FOR HERMANN GÖRING, THE LOSSES in Sunday’s air battle were shocking and humiliating. His commanders knew soon afterward the true extent of their losses, by the number of aircraft that failed to return. Even though far short of the 183 victories claimed by the RAF, the number of downed German planes was hard to fathom: 60 aircraft, 34 of which were bombers. The loss was even more grave than this, however, for the tally did not reflect the fact that another 20 bombers had been badly damaged, and that many members of the returning crews had been pulled from their planes dead, maimed, or otherwise wounded. The RAF, by final count, had lost only 26 fighters.
Up to this point, Göring had promoted the idea that his bomber crews were more courageous than their British counterparts because they attacked in broad daylight as well as at night, unlike the cowardly British, who conducted their raids against Germany only under cover of darkness. But now he halted all major daylight attacks (though later that week there would be one more large, and, for the Luftwaffe, extremely costly daytime raid against London).
“We lost our nerve,” said Field Marshal Erhard Milch, in a later interrogation. Milch, described by British intelligence in August 1940 as “a vulgar little man” who revered medieval gods and ceremonies, had been instrumental in helping Göring build the Luftwaffe. The losses were unnecessary, Milch said.
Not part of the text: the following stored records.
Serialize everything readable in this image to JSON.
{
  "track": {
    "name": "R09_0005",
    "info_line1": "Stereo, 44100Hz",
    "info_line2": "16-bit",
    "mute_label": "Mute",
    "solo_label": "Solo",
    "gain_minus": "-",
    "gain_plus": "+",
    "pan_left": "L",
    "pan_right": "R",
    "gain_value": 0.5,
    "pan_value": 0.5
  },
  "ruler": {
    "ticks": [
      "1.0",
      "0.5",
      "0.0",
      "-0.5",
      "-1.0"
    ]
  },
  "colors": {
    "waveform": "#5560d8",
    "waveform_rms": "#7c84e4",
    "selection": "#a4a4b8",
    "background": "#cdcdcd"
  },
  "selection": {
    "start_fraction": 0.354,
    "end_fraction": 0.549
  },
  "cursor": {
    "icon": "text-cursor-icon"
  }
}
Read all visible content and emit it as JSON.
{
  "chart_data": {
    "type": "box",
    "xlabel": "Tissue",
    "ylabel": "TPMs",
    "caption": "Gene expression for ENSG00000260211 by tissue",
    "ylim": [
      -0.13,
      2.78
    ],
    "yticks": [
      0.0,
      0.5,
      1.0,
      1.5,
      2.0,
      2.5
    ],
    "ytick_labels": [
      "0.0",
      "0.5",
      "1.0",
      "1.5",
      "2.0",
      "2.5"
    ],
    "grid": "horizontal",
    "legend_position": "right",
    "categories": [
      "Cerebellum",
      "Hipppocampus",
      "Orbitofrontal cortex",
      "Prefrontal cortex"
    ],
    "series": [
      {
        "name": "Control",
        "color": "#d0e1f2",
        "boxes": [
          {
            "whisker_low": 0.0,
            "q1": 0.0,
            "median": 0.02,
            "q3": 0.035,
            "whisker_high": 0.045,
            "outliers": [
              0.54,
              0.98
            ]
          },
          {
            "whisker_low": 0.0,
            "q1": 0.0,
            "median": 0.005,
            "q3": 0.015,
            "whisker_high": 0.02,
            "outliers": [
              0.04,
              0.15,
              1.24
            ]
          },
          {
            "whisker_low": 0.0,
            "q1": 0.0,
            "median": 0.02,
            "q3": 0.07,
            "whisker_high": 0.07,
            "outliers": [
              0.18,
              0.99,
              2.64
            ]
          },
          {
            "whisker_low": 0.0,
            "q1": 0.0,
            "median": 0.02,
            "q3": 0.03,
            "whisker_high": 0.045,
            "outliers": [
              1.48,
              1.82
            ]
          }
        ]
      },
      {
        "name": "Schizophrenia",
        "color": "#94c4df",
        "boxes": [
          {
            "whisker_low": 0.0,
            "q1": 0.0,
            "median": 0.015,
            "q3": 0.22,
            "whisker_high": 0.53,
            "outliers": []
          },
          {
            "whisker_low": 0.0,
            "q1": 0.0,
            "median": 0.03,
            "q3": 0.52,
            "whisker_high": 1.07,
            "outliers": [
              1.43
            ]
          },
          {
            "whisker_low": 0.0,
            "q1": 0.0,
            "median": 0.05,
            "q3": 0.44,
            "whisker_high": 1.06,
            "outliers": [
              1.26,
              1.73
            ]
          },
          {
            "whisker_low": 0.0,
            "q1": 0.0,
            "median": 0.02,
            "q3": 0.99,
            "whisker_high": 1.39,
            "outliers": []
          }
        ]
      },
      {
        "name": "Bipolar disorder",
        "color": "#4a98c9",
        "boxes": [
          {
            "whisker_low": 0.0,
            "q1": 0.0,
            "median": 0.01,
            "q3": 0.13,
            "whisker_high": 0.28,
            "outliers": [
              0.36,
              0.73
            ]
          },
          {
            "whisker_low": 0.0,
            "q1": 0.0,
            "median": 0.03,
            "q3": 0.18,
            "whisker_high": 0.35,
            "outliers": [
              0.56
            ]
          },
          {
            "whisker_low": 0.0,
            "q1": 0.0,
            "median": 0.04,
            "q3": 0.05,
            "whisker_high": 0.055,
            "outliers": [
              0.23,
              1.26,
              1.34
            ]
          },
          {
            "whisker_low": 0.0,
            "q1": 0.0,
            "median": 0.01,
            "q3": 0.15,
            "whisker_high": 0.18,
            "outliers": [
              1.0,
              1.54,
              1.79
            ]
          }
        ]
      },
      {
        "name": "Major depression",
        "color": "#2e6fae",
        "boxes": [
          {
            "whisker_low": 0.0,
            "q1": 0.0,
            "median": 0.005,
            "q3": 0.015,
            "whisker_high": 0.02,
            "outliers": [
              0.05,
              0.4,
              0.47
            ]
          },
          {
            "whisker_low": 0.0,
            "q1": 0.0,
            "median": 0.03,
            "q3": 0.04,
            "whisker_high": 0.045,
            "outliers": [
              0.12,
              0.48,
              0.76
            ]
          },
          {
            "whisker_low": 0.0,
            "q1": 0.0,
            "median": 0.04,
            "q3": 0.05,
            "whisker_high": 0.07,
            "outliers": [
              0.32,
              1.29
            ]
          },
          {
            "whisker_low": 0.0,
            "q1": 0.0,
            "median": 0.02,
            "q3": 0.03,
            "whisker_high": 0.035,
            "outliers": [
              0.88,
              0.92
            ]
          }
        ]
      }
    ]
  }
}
He cited two main causes: “a) the bombers flew in a frightful formation, b) the fighter escort was never where it should have been. It wasn’t disciplined flying.” The fighters, he said, “didn’t stick to fighter escort work; they were more for freelance fighter activity, as they wanted to shoot aircraft down.”
That the Luftwaffe had failed was clear to all, especially to Göring’s patron and master, Adolf Hitler.
PROPAGANDA CHIEF GOEBBELS, MEANWHILE, wrestled with yet another propaganda challenge: how to cool the outcry caused by the Luftwaffe’s bombing of Buckingham Palace the preceding Friday, which was proving to be a public relations debacle.
In war, inhumane things happened every day, but to the world at large, the attack seemed mean-spirited and gratuitous. What would help blunt the outrage, Goebbels knew, would be a revelation that the palace had itself become a storage depot for munitions or that a significant warehouse or power station or other target was located near enough to make it seem plausible that the palace had been hit by stray bombs—even though the nature of the attack, with a bomber diving through rain and clouds and flying along Whitehall toward one of the largest, most recognizable landmarks in London, made this defense seem singularly feeble.
At his Sunday propaganda meeting, Goebbels turned to Major Rudolf Wodarg, the Luftwaffe’s liaison to his ministry, and directed him “to ascertain whether there are any military targets in the vicinity of Buckingham Palace.”
If not, Goebbels said, German propaganda must make them up, specifically by asserting “that secret military stores are concealed in its immediate neighborhood.”